REPUBLIKA.CO.ID, JAKARTA -- Kementerian Energi dan Sumber Daya Mineral (ESDM) mencatat pada 2023, porsi pemanfaatan gas bumi untuk kebutuhan domestik lebih besar dibandingkan untuk ekspor, dengan persentase mencapai 68,2 persen. Hal itu terjadi seiring dengan kebutuhan domestik akan gas bumi yang terus meningkat dari tahun ke tahun.
"Gas ini sendiri untuk kebutuhan domestik makin lama makin besar dan tren ekspor juga makin menurun dari tahun ke tahun," kata Menteri ESDM Arifin Tasrif saat konferensi pers "Capaian Sektor ESDM Tahun 2023 dan Program Kerja Tahun 2024" di Gedung Kementerian ESDM, Jakarta, Senin (15/1/2024).
Selama 2023, realisasi penyaluran gas bumi untuk domestik sebesar 3.745 British thermal unit per day (BBTUD).
"Sementara untuk ekspor, porsi gas bumi sebesar 1.749 BBTUD," ungkap Arifin.
Lebih lanjut, ia merinci pemanfaatan gas untuk domestik paling besar ialah pada sektor industri, yang mencapai 1.515,8 BBTUD atau sekitar 40,5 persen dari porsi pemanfaatan gas bumi untuk domestik. Diikuti dengan pemanfaatan gas bumi untuk pupuk sebesar 692,43 BBTUD atau sekitar 18,4 persen.
"Sementara pemanfaatan gas bumi untuk kelistrikan sebesar 683,49 BBTUD, LNG domestik sebesar 524,62 BBTUD, LPG domestik 77,69 BBTUD, city gas 16,14, dan BBG sebesar 5,86 BBTUD," katanya.
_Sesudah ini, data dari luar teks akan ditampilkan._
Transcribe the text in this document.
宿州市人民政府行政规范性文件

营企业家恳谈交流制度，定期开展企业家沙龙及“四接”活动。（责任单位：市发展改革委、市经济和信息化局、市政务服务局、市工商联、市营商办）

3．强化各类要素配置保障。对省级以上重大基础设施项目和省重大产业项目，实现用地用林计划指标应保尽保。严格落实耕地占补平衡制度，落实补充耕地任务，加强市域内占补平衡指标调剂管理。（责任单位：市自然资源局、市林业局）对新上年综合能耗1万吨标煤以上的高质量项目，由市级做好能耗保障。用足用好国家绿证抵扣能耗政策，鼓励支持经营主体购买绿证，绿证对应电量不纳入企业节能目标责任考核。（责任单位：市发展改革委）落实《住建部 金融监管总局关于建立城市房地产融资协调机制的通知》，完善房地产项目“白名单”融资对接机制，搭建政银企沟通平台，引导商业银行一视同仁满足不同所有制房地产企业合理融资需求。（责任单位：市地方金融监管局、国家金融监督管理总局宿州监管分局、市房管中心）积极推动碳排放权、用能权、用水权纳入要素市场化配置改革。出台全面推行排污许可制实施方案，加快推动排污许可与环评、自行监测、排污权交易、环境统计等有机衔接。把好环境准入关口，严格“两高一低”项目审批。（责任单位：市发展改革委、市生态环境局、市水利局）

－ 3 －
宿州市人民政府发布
Adapun, pemanfaatan gas bumi untuk domestik tersebut meningkat apabila dibandingkan pada 2022, di mana pada tahun tersebut pemanfaatan gas bumi sebesar 3.683 BBTUD dan ekspor sebesar 1.791 BBTUD.
Sementara pada 2021, porsi gas bumi untuk domestik sebesar 3.688 BBTUD dan ekspor gas bumi mencapai 2.047 BBTUD. Arifin menjelaskan, meningkatnya kebutuhan domestik dan menurunnya ekspor gas merupakan salah satu langkah dalam mendukung fase transisi energi di Indonesia.
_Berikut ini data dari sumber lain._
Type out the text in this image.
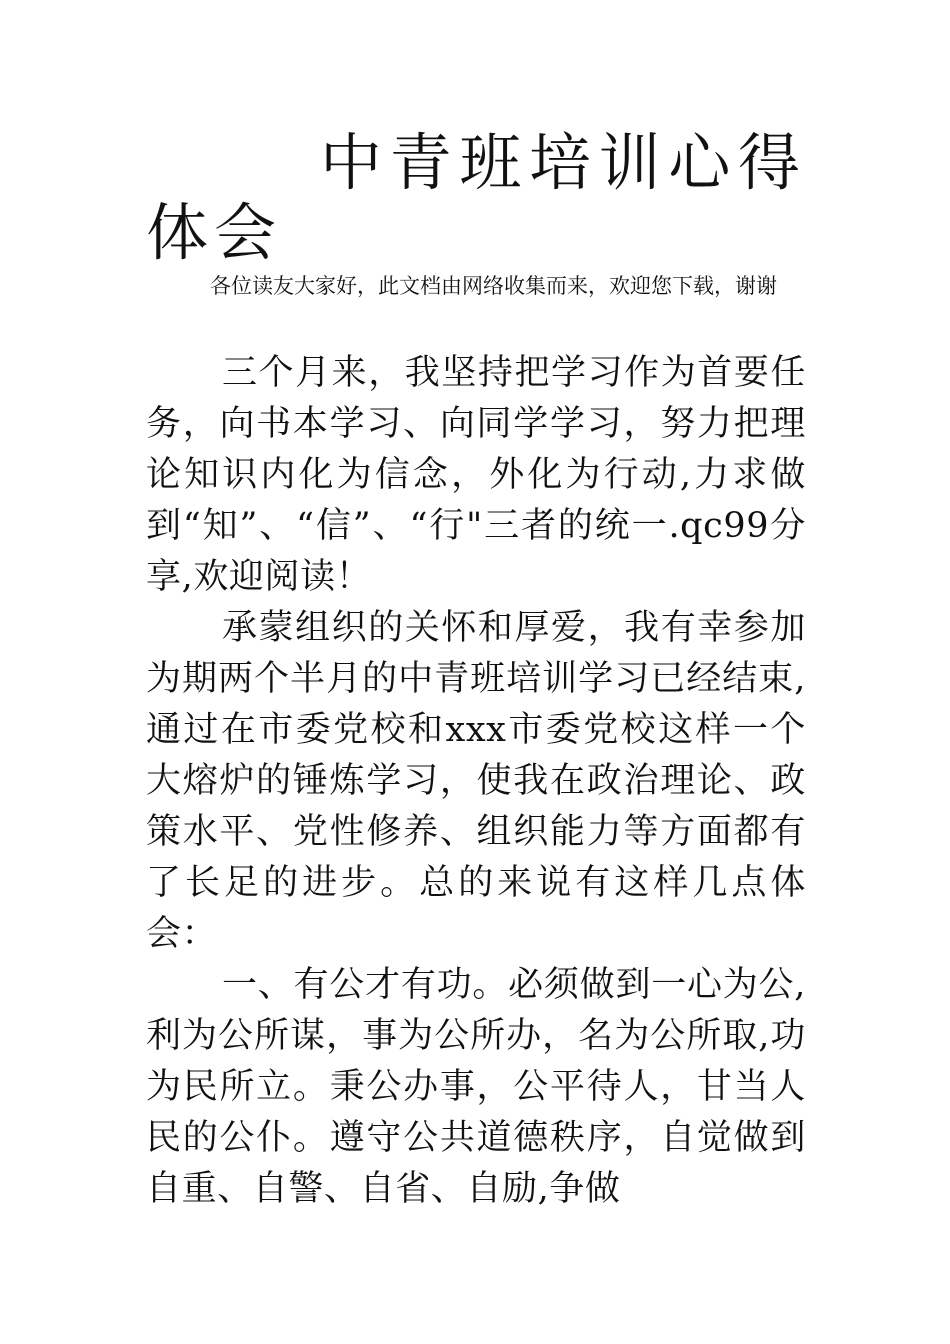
中青班培训心得体会

各位读友大家好，此文档由网络收集而来，欢迎您下载，谢谢

三个月来，我坚持把学习作为首要任务，向书本学习、向同学学习，努力把理论知识内化为信念，外化为行动,力求做到“知”、“信”、“行"三者的统一.qc99分享,欢迎阅读！

承蒙组织的关怀和厚爱，我有幸参加为期两个半月的中青班培训学习已经结束,通过在市委党校和xxx市委党校这样一个大熔炉的锤炼学习，使我在政治理论、政策水平、党性修养、组织能力等方面都有了长足的进步。总的来说有这样几点体会：

一、有公才有功。必须做到一心为公,利为公所谋，事为公所办，名为公所取,功为民所立。秉公办事，公平待人，甘当人民的公仆。遵守公共道德秩序，自觉做到自重、自警、自省、自励,争做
"Kami mengantisipasi makin besarnya volume gas ke depan karena kami akan memanfaatkan gas semaksimal mungkin untuk mendukung transisi energi kita," ujar Arifin.
Kementerian ESDM juga menyatakan bahwa prioritas gas domestik adalah menyambungkan Aceh sampai Jawa. Adapun urgensinya, yaitu menjadi kunci integrasi pipa gas sepanjang Sumatra, dan integrasi Sumatra-Jawa serta menyalurkan potensi gas bumi dari Wilayah Kerja (WK) Agung dan WK Andaman Aceh untuk dimanfaatkan di Jawa dan Sumatra.
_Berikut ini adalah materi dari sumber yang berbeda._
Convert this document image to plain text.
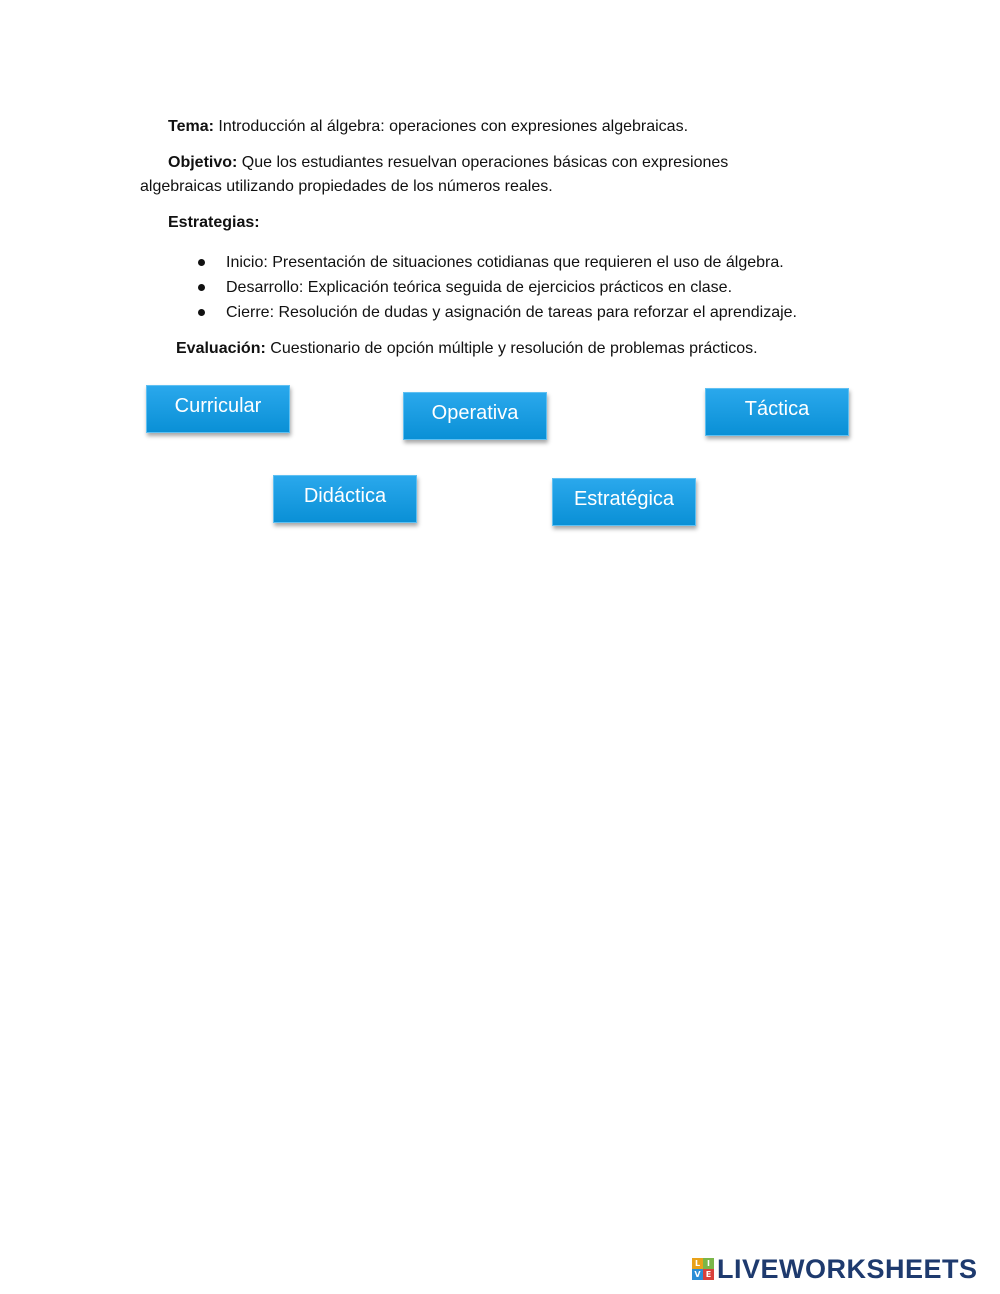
Tema: Introducción al álgebra: operaciones con expresiones algebraicas.

Objetivo: Que los estudiantes resuelvan operaciones básicas con expresiones
algebraicas utilizando propiedades de los números reales.

Estrategias:

Inicio: Presentación de situaciones cotidianas que requieren el uso de álgebra.
Desarrollo: Explicación teórica seguida de ejercicios prácticos en clase.
Cierre: Resolución de dudas y asignación de tareas para reforzar el aprendizaje.

Evaluación: Cuestionario de opción múltiple y resolución de problemas prácticos.

Curricular	Operativa	Táctica
Didáctica	Estratégica
L I
V E LIVEWORKSHEETS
Saat ini, Kementerian ESDM juga telah merencanakan pembangunan pipa transisi gas bumi Cirebon-Semarang (Cisem) sepanjang 320 kilometer (km). Untuk fase I Semarang-Batang (62 km) dengan nilai investasi senilai Rp1,04 triliun telah selesai. Sedangkan, fase II Batang-Cirebon-Kandang Haur (240 km) direncanakan dibangun pada 2024-2026 dengan kebutuhan investasi sekitar Rp3 triliun.
Selanjutnya, rencana pembangunan pipa transmisi gas bumi Dumai-Sei Mangke (sekitar 400 km) dengan kebutuhan investasi sekitar Rp8 triliun.